Wednesday, November 25, 2009

The nuclear arms race as a thriller

This is an Amazon Vine review of: “Atomic” by Jim Baggott.

Most people have opinions about the world’s first atomic war. Was it really necessary to atom-bomb Hiroshima and Nagasaki? Did the Nazis really have a credible A-bomb programme? Could the Soviets really have built their A- and H-bombs without spying on the Americans?

Relying on newly opened archives, recently declassified material and compendious research, science-writer Jim Baggott addresses all these questions and more. Covering the ten year period from 1939 to 1949, Baggott introduces us to a cast of more than 300 characters: Americans, Canadians, British, Germans, Russians; scientists, politicians, spies, military men and assassins.

In lesser hands this could have ended up as 492 pages of hyper-detailed indigestible stodge: instead Baggott has made it into a thriller. He deftly cuts between the opposing camps as the race to achieve detonation moves from crisis to crisis. The result is a real page turner.

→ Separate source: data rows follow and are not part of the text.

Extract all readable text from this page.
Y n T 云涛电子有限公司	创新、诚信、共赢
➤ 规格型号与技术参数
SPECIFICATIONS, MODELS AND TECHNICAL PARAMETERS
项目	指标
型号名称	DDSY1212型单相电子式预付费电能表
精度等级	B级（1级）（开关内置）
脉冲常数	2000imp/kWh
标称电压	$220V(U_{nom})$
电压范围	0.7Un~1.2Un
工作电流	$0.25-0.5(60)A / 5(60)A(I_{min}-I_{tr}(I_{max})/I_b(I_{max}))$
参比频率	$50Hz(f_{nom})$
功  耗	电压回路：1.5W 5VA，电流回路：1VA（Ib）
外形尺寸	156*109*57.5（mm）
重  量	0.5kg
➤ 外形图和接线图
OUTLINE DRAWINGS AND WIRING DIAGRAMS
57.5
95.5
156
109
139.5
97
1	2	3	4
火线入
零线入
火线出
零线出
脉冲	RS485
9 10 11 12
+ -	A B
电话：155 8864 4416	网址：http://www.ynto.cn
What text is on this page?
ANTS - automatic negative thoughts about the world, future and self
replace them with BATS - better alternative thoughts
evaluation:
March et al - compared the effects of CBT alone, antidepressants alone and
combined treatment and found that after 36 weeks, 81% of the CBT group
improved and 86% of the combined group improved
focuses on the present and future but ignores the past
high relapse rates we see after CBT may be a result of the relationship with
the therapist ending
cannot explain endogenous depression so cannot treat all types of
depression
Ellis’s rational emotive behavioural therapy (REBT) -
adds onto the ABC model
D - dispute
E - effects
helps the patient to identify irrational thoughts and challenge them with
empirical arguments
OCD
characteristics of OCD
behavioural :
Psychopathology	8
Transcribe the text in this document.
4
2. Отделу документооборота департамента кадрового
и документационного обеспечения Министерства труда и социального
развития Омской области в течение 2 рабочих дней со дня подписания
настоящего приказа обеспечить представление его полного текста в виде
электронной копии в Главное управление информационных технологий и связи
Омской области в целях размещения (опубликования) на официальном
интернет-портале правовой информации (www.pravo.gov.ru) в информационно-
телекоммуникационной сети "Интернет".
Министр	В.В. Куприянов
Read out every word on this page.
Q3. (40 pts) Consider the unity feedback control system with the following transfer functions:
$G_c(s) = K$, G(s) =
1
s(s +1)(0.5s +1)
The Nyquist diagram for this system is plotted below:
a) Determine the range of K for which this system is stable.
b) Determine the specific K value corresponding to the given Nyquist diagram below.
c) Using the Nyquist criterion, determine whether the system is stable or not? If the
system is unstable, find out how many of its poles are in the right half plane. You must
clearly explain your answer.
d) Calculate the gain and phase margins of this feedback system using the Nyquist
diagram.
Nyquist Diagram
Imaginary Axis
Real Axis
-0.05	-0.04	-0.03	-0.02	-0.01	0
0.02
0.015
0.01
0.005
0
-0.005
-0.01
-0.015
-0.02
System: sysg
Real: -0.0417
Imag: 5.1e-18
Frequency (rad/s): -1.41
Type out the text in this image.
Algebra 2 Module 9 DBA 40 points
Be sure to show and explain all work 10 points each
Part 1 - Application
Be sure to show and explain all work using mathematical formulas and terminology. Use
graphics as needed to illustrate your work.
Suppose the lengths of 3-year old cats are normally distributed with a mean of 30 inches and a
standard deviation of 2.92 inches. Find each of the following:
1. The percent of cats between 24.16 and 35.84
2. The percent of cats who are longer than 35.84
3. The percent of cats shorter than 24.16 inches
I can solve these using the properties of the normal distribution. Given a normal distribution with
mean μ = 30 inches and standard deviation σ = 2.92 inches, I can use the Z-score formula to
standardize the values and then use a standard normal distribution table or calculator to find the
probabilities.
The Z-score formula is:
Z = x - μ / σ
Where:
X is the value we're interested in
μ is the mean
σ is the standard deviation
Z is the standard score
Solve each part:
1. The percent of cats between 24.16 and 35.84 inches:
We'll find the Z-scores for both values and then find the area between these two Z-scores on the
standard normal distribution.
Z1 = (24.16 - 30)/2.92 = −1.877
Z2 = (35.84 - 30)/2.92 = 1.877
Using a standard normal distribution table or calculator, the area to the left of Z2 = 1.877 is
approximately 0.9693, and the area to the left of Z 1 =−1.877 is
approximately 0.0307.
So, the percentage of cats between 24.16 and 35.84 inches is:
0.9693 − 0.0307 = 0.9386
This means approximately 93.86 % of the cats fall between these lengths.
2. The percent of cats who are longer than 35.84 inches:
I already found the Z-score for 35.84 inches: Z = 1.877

Here’s another thing I liked about this book. It’s conventional to portray the Los Alamos scientists under Oppenheimer as saintly, far-sighted humanists fighting an unwinnable war against the evil representatives of the US military-industrial complex. Baggott carries a refreshingly small amount of such ‘bleeding-heart liberal baggage’, pointing out the naivety of such positions and the disasters which would have occurred had the US administration actually bought into the scientists’ proposals. There is an extended epilogue which brings the story right up to 2008.

Readable it may be but the level of detail makes this book of interest chiefly to those with a special interest in the political struggles and organisational challenges attendant upon the transition to the atomic age. Such readers will be richly rewarded.